How to Make and Achieve your Goals with a S.M.A.R.T Approach
Sounds smart, doesn’t it? It is. Here’s the deal, quick fixes and resolutions that have not been planned out well, don’t last. A person without a goal is a ship without a sail. Creating S.M.A.R.T goals can be a helpful way to organize your thoughts, actions and identify how to achieve your goals.
S.M.A.R.T stands for Specific, Measurable, Accountable, Realistic and Timely.
SPECIFIC– Narrow it down and focus on one or two goals at a time.
Who: Who is involved?
What: What do I want to accomplish? (Your goals needs to be something YOU actually WANT to do)
Where: Determine the location(s) this goal with be accomplished.
When: Pick a consistent, realistic time and a time frame for your goal.
Why: List reasons, purpose or benefits of accomplishing this goal
Unspecific-“This year I’m going to eat healthy”
Specific- “This week I am going to pack nourishing snacks including a fruit or vegetable for Monday through Thursday because I want to feel satiated and meet my fiber reccomendations”.
MEASURABLE– Find ways to stay on track, make target dates and measure progress.
How many times? Scale of 1-10? Is it a specific amount or personal best performance for strength or endurance? How much?
***I suggest not making goals seven days a week (life happens and you don’t want to become discouraged if you miss a day at the gym or forget your “super healthy” lunch)
How will you monitor measurable goal progress?
Find a group, dietitian or support person to report to, reflect in a journal (mood/energy changes, struggles, successes, etc., track food/activity/water intake,
ACCOUNTABLE– Keep it real and identify the goals most important to you.
Can you realistically see yourself completing the goal? What barriers do you currently have? What possible barriers could arise down the road?
Prepare yourself for those bumps in the road and have solutions in place. Be realistic and proactive- plan a system that will keep you motivated and on track.
Ask a friend to meal prep or workout with you and schedule a routine time. This can make a healthy habit more enjoyable and a fun experience.
Join an exercise group that encourages you to attend class and achieve goals. CrossFit is what works for me!
Let family know about your goals and ways they can help.
Hire a dietitian for nutrition coaching or join a group who does health focused activities.
REALISTIC– Your goals need to be something you are willing to work for.
They should be important to you and you should believe that you are able to accomplish them. It’s usually best to start with a smaller goal and break it into steps.
Example: “I want to start cooking at home every night” instead try “I want to plan out two weeknight meals and be able to have flexibility throughout the week”.
Develop a specific time frame for your goal- today, this week, two weeks, this month, this year, etc.

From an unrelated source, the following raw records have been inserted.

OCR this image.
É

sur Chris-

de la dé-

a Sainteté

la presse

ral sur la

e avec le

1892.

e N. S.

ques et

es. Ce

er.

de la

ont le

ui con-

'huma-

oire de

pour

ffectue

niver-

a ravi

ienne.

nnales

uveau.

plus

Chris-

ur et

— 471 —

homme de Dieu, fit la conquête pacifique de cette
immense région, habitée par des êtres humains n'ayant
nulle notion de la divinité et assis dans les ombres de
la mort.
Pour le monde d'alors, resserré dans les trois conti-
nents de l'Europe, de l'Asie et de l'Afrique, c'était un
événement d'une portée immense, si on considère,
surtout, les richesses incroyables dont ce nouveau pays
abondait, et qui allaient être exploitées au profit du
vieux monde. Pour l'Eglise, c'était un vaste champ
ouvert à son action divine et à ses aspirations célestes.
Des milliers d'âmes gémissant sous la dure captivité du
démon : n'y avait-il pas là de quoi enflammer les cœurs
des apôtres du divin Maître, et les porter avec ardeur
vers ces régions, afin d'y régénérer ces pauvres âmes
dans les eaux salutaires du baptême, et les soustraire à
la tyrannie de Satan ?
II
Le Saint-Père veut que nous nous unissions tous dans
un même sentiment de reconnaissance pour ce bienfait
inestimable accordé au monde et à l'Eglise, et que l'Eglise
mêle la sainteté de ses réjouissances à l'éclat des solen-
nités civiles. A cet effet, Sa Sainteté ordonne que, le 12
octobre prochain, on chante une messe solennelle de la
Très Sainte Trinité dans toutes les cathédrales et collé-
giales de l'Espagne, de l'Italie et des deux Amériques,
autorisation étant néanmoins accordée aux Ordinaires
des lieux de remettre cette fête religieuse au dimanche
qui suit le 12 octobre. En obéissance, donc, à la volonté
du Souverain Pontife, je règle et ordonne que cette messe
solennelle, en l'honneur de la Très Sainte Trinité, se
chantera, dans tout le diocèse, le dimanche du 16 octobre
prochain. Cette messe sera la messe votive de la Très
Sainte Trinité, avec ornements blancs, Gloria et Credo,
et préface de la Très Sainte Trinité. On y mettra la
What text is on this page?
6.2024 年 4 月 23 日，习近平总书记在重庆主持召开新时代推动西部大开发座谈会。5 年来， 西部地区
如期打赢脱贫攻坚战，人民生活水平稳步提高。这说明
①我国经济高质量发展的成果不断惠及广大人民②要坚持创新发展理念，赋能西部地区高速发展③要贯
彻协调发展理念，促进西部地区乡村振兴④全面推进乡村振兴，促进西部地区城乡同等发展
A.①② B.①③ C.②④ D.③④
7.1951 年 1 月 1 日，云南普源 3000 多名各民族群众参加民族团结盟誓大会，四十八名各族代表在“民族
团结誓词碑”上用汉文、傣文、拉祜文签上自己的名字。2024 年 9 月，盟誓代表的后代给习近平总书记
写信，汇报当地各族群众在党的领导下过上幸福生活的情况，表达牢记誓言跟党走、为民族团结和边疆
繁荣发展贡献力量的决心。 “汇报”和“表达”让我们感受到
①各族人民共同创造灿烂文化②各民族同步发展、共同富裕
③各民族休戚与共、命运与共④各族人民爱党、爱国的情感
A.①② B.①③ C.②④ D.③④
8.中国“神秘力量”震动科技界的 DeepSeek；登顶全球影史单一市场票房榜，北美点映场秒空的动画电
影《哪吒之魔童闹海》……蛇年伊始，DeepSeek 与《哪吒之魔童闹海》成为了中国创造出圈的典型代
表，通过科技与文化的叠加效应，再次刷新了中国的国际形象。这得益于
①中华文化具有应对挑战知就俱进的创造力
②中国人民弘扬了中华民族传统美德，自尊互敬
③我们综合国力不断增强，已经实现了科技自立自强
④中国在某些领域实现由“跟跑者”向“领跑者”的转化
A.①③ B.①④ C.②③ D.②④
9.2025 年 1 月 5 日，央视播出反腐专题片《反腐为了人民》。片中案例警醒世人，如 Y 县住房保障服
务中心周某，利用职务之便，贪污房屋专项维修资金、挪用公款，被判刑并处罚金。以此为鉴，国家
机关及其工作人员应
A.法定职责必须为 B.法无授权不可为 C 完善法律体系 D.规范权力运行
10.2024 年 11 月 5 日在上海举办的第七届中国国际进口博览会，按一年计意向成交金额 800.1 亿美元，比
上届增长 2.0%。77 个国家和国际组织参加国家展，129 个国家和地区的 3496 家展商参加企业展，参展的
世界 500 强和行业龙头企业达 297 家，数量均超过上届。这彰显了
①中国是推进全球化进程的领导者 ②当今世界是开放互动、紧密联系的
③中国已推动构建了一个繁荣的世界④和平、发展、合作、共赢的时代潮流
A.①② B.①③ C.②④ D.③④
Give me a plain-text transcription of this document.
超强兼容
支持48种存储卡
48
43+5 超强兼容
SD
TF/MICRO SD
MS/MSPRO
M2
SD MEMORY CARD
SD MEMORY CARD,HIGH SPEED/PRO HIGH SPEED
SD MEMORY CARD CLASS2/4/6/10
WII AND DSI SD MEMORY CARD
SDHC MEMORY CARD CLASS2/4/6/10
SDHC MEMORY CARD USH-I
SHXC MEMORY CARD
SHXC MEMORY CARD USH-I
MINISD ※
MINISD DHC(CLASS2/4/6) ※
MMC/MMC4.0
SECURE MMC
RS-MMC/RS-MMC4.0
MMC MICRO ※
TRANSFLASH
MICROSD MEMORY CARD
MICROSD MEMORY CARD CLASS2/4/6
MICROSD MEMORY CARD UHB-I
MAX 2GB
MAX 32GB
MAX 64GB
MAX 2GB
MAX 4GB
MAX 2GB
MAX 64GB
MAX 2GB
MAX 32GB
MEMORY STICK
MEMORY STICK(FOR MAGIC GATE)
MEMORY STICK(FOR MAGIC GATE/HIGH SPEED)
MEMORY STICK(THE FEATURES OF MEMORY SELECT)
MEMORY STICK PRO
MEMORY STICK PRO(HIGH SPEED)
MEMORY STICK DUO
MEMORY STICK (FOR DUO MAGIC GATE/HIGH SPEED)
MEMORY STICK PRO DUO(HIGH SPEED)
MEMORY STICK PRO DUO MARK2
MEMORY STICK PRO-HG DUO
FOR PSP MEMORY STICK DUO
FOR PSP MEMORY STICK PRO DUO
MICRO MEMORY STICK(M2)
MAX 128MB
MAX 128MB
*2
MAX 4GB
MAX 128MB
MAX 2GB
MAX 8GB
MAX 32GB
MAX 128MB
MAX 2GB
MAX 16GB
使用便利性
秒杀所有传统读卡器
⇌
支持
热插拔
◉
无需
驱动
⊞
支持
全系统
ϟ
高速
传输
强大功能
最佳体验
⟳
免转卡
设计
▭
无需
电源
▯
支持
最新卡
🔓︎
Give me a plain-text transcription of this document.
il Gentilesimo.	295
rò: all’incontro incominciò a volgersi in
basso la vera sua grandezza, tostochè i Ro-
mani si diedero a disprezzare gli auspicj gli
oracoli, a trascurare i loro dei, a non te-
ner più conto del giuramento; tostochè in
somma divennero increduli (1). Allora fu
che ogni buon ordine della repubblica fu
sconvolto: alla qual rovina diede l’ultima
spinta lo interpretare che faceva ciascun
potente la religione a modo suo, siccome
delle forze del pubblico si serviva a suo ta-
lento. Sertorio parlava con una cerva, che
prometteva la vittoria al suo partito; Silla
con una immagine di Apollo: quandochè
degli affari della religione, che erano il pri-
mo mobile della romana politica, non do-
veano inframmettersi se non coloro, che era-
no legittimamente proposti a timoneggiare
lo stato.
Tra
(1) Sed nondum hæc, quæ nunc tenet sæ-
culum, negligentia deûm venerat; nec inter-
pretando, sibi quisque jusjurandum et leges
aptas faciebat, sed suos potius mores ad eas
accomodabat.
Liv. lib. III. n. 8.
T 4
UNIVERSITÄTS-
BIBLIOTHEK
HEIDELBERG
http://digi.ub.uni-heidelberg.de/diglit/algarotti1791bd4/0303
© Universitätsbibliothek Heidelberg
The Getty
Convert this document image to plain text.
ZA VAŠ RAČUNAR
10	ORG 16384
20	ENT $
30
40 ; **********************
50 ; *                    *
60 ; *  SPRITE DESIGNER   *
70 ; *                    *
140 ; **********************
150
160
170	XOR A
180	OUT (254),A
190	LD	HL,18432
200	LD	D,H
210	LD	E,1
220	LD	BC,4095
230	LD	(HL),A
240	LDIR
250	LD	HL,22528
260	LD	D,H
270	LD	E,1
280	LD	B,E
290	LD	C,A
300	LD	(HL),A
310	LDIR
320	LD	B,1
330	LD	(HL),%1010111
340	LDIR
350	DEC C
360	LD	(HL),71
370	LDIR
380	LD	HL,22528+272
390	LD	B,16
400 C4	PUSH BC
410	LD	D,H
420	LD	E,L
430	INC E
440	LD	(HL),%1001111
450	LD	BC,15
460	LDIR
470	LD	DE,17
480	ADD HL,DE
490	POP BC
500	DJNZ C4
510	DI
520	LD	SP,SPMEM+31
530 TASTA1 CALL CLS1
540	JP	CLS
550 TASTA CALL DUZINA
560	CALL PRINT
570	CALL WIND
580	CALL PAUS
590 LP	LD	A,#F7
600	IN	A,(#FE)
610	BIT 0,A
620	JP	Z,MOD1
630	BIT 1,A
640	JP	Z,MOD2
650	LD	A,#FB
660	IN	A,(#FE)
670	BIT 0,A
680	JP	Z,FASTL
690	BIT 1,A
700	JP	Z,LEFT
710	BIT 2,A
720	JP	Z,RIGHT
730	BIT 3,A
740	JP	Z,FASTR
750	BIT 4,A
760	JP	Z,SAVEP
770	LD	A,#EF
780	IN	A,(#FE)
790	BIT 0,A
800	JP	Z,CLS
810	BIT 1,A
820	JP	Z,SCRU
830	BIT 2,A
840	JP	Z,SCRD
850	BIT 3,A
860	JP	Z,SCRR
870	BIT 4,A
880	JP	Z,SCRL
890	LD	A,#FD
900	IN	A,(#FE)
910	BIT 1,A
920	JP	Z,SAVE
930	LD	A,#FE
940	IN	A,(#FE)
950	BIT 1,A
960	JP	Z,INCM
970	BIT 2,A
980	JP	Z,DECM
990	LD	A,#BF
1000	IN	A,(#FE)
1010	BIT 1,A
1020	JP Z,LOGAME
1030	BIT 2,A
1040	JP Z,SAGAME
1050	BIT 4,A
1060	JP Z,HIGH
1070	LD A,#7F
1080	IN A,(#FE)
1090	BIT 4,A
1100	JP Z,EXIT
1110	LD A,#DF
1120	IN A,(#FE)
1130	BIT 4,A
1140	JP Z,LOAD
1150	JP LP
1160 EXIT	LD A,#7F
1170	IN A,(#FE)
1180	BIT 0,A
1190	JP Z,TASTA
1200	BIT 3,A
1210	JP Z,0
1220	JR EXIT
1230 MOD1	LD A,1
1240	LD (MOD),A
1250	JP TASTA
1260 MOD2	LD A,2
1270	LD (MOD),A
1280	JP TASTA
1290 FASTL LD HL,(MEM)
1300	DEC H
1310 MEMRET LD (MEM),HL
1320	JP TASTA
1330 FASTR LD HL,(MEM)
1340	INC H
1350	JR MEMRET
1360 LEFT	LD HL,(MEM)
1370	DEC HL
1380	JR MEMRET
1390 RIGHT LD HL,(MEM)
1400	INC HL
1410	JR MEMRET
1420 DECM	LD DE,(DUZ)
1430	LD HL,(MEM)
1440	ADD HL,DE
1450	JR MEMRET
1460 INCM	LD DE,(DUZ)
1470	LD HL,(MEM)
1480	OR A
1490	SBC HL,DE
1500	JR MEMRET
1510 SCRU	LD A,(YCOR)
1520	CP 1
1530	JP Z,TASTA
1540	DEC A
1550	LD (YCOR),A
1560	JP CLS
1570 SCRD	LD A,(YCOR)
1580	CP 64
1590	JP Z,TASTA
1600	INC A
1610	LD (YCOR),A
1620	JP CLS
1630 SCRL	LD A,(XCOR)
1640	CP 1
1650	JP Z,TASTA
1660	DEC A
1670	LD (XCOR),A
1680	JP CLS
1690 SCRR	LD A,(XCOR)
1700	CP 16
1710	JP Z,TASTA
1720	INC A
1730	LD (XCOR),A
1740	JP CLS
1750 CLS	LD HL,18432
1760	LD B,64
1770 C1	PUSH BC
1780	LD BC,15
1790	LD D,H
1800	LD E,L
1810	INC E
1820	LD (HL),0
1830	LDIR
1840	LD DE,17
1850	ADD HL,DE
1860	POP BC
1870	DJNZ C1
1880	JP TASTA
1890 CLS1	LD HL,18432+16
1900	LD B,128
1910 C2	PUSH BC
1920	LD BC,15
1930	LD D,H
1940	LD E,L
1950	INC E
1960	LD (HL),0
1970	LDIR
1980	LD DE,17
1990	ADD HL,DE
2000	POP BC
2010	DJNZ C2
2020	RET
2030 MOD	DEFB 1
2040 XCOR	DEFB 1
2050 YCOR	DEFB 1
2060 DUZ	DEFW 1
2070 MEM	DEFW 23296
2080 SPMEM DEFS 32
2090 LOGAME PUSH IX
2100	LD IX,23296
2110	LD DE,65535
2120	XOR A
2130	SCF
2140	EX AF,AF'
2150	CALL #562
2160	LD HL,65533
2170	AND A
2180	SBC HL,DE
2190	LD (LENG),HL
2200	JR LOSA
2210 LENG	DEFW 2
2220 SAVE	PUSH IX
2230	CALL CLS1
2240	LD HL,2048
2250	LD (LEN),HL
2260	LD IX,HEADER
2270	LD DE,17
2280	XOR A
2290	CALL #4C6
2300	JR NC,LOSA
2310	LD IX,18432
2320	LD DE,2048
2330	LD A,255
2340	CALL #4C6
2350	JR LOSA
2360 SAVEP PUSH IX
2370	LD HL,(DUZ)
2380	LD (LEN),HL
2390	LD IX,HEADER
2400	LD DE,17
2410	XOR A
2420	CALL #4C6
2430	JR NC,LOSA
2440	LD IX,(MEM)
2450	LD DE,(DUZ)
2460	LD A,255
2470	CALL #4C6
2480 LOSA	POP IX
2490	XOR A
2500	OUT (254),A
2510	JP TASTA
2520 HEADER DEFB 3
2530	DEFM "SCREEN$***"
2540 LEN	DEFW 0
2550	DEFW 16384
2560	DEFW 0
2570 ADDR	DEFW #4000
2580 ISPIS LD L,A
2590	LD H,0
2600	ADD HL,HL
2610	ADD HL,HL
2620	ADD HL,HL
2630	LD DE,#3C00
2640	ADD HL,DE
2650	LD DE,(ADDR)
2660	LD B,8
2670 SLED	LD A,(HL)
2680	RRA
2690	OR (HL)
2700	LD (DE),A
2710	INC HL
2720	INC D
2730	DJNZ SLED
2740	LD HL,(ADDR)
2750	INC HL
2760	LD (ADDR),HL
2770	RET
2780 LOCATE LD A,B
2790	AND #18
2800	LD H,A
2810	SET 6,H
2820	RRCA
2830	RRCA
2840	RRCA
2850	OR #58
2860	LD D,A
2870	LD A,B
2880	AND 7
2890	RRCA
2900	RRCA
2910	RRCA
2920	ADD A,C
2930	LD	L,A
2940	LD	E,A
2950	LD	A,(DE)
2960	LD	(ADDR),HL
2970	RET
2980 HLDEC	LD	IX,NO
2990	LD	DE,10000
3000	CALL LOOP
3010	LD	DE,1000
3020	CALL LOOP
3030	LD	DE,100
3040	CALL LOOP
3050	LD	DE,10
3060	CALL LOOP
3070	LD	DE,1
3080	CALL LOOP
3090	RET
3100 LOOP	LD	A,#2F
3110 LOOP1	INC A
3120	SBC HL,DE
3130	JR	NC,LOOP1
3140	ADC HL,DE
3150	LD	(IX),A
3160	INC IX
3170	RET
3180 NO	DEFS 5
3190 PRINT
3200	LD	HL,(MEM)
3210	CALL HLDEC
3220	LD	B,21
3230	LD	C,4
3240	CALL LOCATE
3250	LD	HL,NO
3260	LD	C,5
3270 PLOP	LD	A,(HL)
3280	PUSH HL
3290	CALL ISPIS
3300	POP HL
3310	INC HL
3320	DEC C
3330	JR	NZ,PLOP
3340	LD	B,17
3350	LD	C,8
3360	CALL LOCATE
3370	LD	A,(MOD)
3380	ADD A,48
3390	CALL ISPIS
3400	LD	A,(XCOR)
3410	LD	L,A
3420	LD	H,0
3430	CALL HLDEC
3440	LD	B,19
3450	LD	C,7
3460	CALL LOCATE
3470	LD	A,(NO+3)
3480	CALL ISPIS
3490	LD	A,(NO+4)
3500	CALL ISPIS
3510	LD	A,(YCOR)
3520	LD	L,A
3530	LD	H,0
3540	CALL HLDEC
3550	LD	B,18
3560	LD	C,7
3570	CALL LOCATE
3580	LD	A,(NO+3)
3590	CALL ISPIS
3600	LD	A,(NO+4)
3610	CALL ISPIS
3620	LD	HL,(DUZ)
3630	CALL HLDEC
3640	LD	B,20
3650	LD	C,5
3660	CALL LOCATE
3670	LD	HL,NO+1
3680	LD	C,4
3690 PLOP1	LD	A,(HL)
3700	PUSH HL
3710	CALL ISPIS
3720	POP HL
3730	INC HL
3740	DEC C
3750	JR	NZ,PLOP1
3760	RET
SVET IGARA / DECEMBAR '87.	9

Here are some more examples:
I will meal prep eggs and overnight oats for breakfasts ahead of time, on Saturdays for the next two weeks. This will help me avoid getting something that won’t be as satiating every morning and save my budget!
I will add a vegetable to my lunch by packing a salad or carrot sticks, three days a week for the next month. This way I can replace less nutrient dense snacks and incorporate vegetables I actually enjoy.
This month, I will walk one mile, Monday, Wednesday and Friday before work. This will allow me to prioritize physical activity and start my day off on a positive note.
I will complete my gym’s 60-day challenge of attending two group classes a week. I’ll stay motivated by checking in with my friends in the class.
This week, I will write down a positive thought before leaving work in my planner to practice gratitude. It will improve my mood before my drive home and will inspire me the next day. Check out my wellness mantras for tips on positive thinking.
You CAN achieve your goals! Be confident, you got this!
Pursuing and maintaining goals naturally provides you with confidence! If setting goals is causing more negative feelings, like stress, anxiety, or self-doubt, you may want to take another look at your goals. You may need to evaluate the barriers to your goals and find new strategies to overcome them. Or, it may be necessary to adjust the goal.